This is a small serverless web app I made in roughly 4 hours as a challenge for myself. It is a simple flashcard app that has a list of the most popular words used for a given category alongside their Dutch translations. The user can test themselves by clicking on the card to reveal the translation. Lastly, there is a translate field fixed to the bottom of the page that allows the user to type in a word and see its translation using Azure AI Translator service.
Except for the Azure AI Translator service, this app is static and does not require any backend. The proxy to the Azure AI Translator service can be hosted on any server or serverless platform.
Note: the quick translate feature does not work currently. My free Azure AI Translator plan expired and due to issues with Azure's dashboard, I am unable to upgrade to a new billing plan.
- Setup
- Tech stack
- What I learned
3.1 SvelteKit
3.2 Azure AI Translator service
3.3 ChatGPT - Deployment
- What made me think of making this app?
- Clone the repository with
git clone git@github.com/samjmck/language-learner.git
- Change directory with
cd language-learner
- Set the environment variable
AZURE_SUBSCRIPTION_KEY
to your Azure subscription key for the Translator AI service - Start the local development web server with
npm run dev
- SvelteKit
- TypeScript
- Azure AI Translator service
- Cloudflare Pages
I have created single-page web apps using Svelte before and I am a big fan of it, especially the way it handles state with reactive programming and stores. It severely reduces the amount of boilerplate code needed to create a web app, especially compared to React. However, this was my first time using SvelteKit with routes and server-side rendering. Something I struggled to wrap my head around was how to know which code is executed on the server, which is executed on the client and which can be executed in both. It took a lot of documentation reading to figure out how it worked, but the results are worth it. Navigating between pages is instant and the app is very fast. I intend to use Svelte more often in the future.
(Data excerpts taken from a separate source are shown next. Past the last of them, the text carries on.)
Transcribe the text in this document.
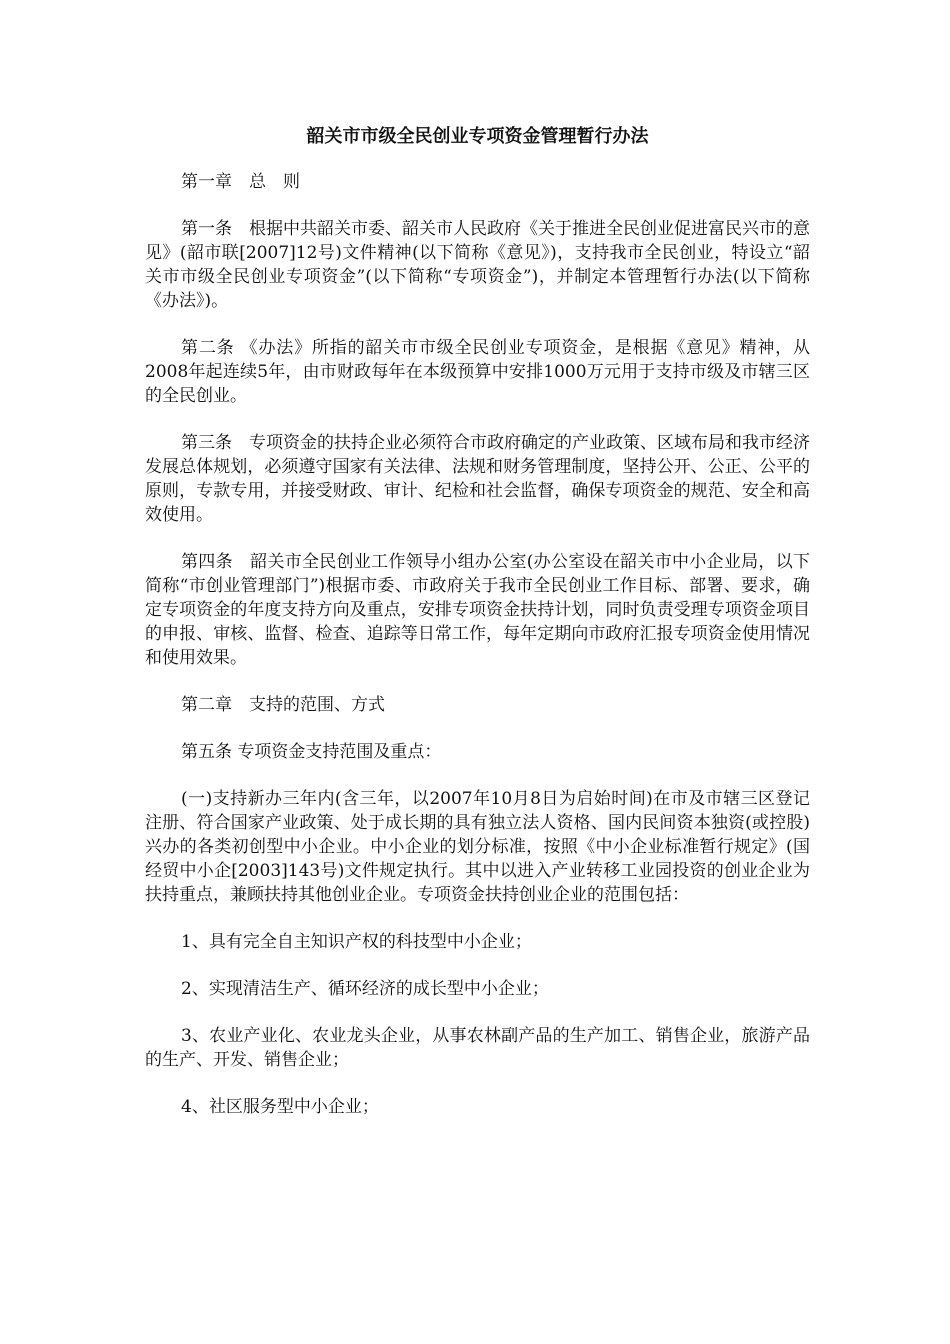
韶关市市级全民创业专项资金管理暂行办法

第一章　总　则

第一条　根据中共韶关市委、韶关市人民政府《关于推进全民创业促进富民兴市的意见》(韶市联[2007]12号)文件精神(以下简称《意见》)，支持我市全民创业，特设立“韶关市市级全民创业专项资金”(以下简称“专项资金”)，并制定本管理暂行办法(以下简称《办法》)。

第二条 《办法》所指的韶关市市级全民创业专项资金，是根据《意见》精神，从2008年起连续5年，由市财政每年在本级预算中安排1000万元用于支持市级及市辖三区的全民创业。

第三条　专项资金的扶持企业必须符合市政府确定的产业政策、区域布局和我市经济发展总体规划，必须遵守国家有关法律、法规和财务管理制度，坚持公开、公正、公平的原则，专款专用，并接受财政、审计、纪检和社会监督，确保专项资金的规范、安全和高效使用。

第四条　韶关市全民创业工作领导小组办公室(办公室设在韶关市中小企业局，以下简称“市创业管理部门”)根据市委、市政府关于我市全民创业工作目标、部署、要求，确定专项资金的年度支持方向及重点，安排专项资金扶持计划，同时负责受理专项资金项目的申报、审核、监督、检查、追踪等日常工作，每年定期向市政府汇报专项资金使用情况和使用效果。

第二章　支持的范围、方式

第五条 专项资金支持范围及重点：

(一)支持新办三年内(含三年，以2007年10月8日为启始时间)在市及市辖三区登记注册、符合国家产业政策、处于成长期的具有独立法人资格、国内民间资本独资(或控股)兴办的各类初创型中小企业。中小企业的划分标准，按照《中小企业标准暂行规定》(国经贸中小企[2003]143号)文件规定执行。其中以进入产业转移工业园投资的创业企业为扶持重点，兼顾扶持其他创业企业。专项资金扶持创业企业的范围包括：

1、具有完全自主知识产权的科技型中小企业；

2、实现清洁生产、循环经济的成长型中小企业；

3、农业产业化、农业龙头企业，从事农林副产品的生产加工、销售企业，旅游产品的生产、开发、销售企业；

4、社区服务型中小企业；
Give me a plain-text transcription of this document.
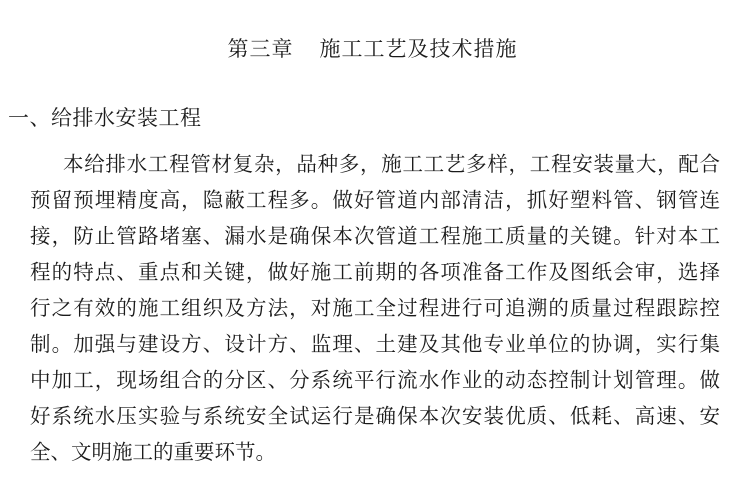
第三章 施工工艺及技术措施
一、给排水安装工程
本给排水工程管材复杂，品种多，施工工艺多样，工程安装量大，配合
预留预埋精度高，隐蔽工程多。做好管道内部清洁，抓好塑料管、钢管连
接，防止管路堵塞、漏水是确保本次管道工程施工质量的关键。针对本工
程的特点、重点和关键，做好施工前期的各项准备工作及图纸会审，选择
行之有效的施工组织及方法，对施工全过程进行可追溯的质量过程跟踪控
制。加强与建设方、设计方、监理、土建及其他专业单位的协调，实行集
中加工，现场组合的分区、分系统平行流水作业的动态控制计划管理。做
好系统水压实验与系统安全试运行是确保本次安装优质、低耗、高速、安
全、文明施工的重要环节。
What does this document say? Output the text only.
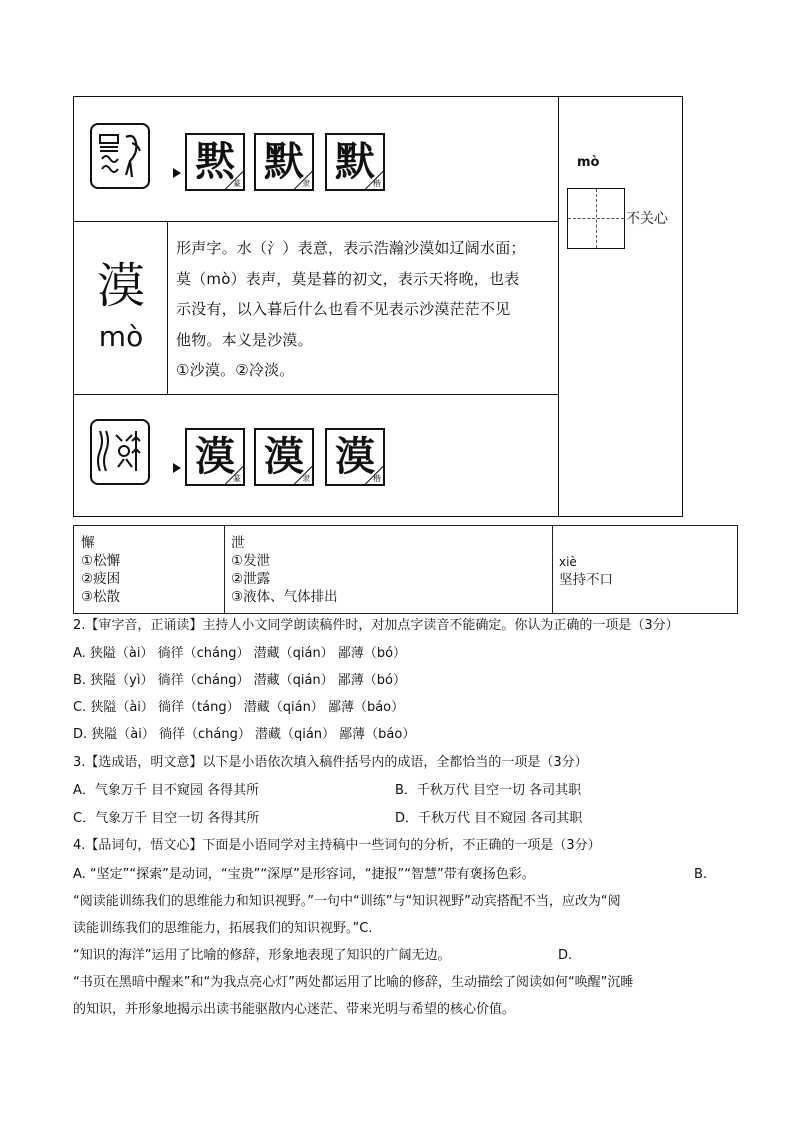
黙
篆 默
隶 默
楷
漠
mò
形声字。水（氵）表意，表示浩瀚沙漠如辽阔水面；
莫（mò）表声，莫是暮的初文，表示天将晚，也表
示没有，以入暮后什么也看不见表示沙漠茫茫不见
他物。本义是沙漠。
①沙漠。②冷淡。
mò
不关心
漠
篆 漠
隶 漠
楷
懈
①松懈
②疲困
③松散
泄
①发泄
②泄露
③液体、气体排出
xiè
坚持不口
2.【审字音，正诵读】主持人小文同学朗读稿件时，对加点字读音不能确定。你认为正确的一项是（3分）
A. 狭隘（ài） 徜徉（cháng） 潜藏（qián） 鄙薄（bó）
B. 狭隘（yì） 徜徉（cháng） 潜藏（qián） 鄙薄（bó）
C. 狭隘（ài） 徜徉（táng） 潜藏（qián） 鄙薄（báo）
D. 狭隘（ài） 徜徉（cháng） 潜藏（qián） 鄙薄（báo）
3.【选成语，明文意】以下是小语依次填入稿件括号内的成语，全都恰当的一项是（3分）
A．气象万千 目不窥园 各得其所	B．千秋万代 目空一切 各司其职
C．气象万千 目空一切 各得其所	D．千秋万代 目不窥园 各司其职
4.【品词句，悟文心】下面是小语同学对主持稿中一些词句的分析，不正确的一项是（3分）
A. “坚定”“探索”是动词，“宝贵”“深厚”是形容词，“捷报”“智慧”带有褒扬色彩。	B.
“阅读能训练我们的思维能力和知识视野。”一句中“训练”与“知识视野”动宾搭配不当，应改为“阅
读能训练我们的思维能力，拓展我们的知识视野。”C.
“知识的海洋”运用了比喻的修辞，形象地表现了知识的广阔无边。	D.
“书页在黑暗中醒来”和“为我点亮心灯”两处都运用了比喻的修辞，生动描绘了阅读如何“唤醒”沉睡
的知识，并形象地揭示出读书能驱散内心迷茫、带来光明与希望的核心价值。
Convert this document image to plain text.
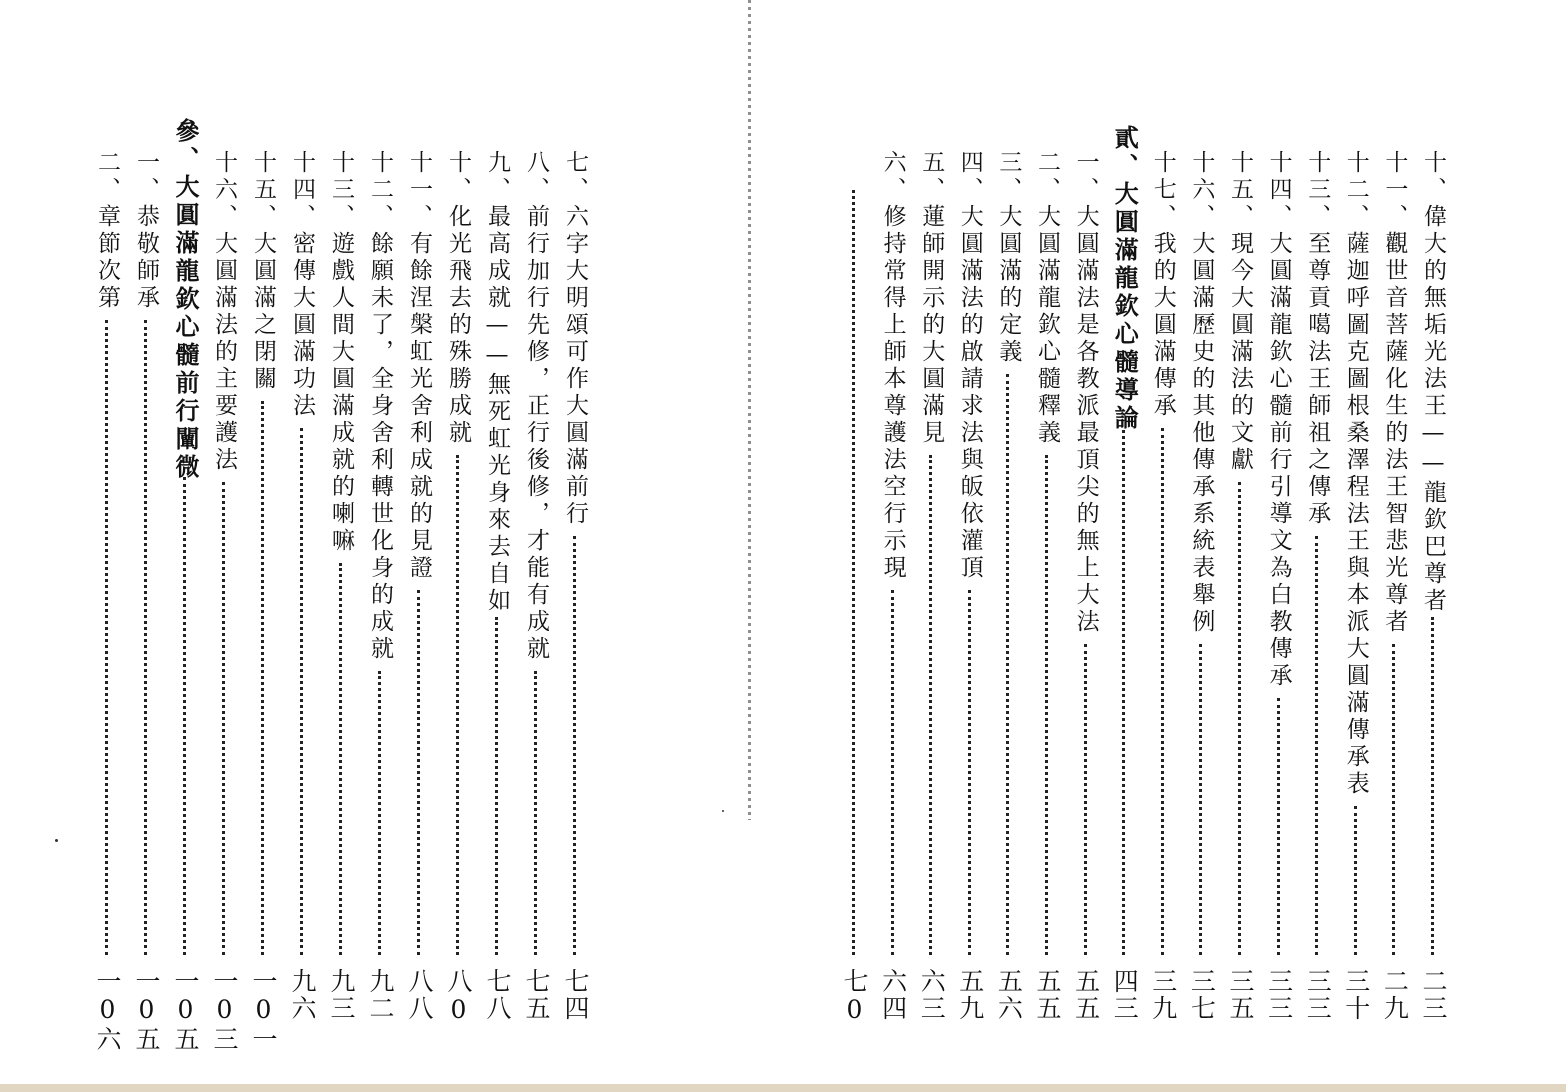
七、六字大明頌可作大圓滿前行
七四
八、前行加行先修，正行後修，才能有成就
七五
九、最高成就——無死虹光身來去自如
七八
十、化光飛去的殊勝成就
八0
十一、有餘涅槃虹光舍利成就的見證
八八
十二、餘願未了，全身舍利轉世化身的成就
九二
十三、遊戲人間大圓滿成就的喇嘛
九三
十四、密傳大圓滿功法
九六
十五、大圓滿之閉關
一0一
十六、大圓滿法的主要護法
一0三
參、大圓滿龍欽心髓前行闡微
一0五
一、恭敬師承
一0五
二、章節次第
一0六
十、偉大的無垢光法王——龍欽巴尊者
二三
十一、觀世音菩薩化生的法王智悲光尊者
二九
十二、薩迦呼圖克圖根桑澤程法王與本派大圓滿傳承表
三十
十三、至尊貢噶法王師祖之傳承
三三
十四、大圓滿龍欽心髓前行引導文為白教傳承
三三
十五、現今大圓滿法的文獻
三五
十六、大圓滿歷史的其他傳承系統表舉例
三七
十七、我的大圓滿傳承
三九
貳、大圓滿龍欽心髓導論
四三
一、大圓滿法是各教派最頂尖的無上大法
五五
二、大圓滿龍欽心髓釋義
五五
三、大圓滿的定義
五六
四、大圓滿法的啟請求法與皈依灌頂
五九
五、蓮師開示的大圓滿見
六三
六、修持常得上師本尊護法空行示現
六四
七0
To be honest, I really wanted to use DeepL's API as that's the service I use for my own translations. Unfortunately, I could not make requests to their API from Cloudflare Workers. Azure AI Translator service was the next service I tried as it had a free tier.
I used Chat GPT to generate a list of words for each category with their translations in the TypeScript interfaces I gave it.
This app is deployed on Cloudflare Pages. To deploy it yourself, you can clone this repo and in the settings of your deployment, add an environment variable AZURE_SUBSCRIPTION_KEY
with the API key of the Azure AI Translator.
I thought of this idea after watching "The Video Game Map Theory" by Johnny Harris in which he talks about how learning conversational language by studying the most frequently used words in a language.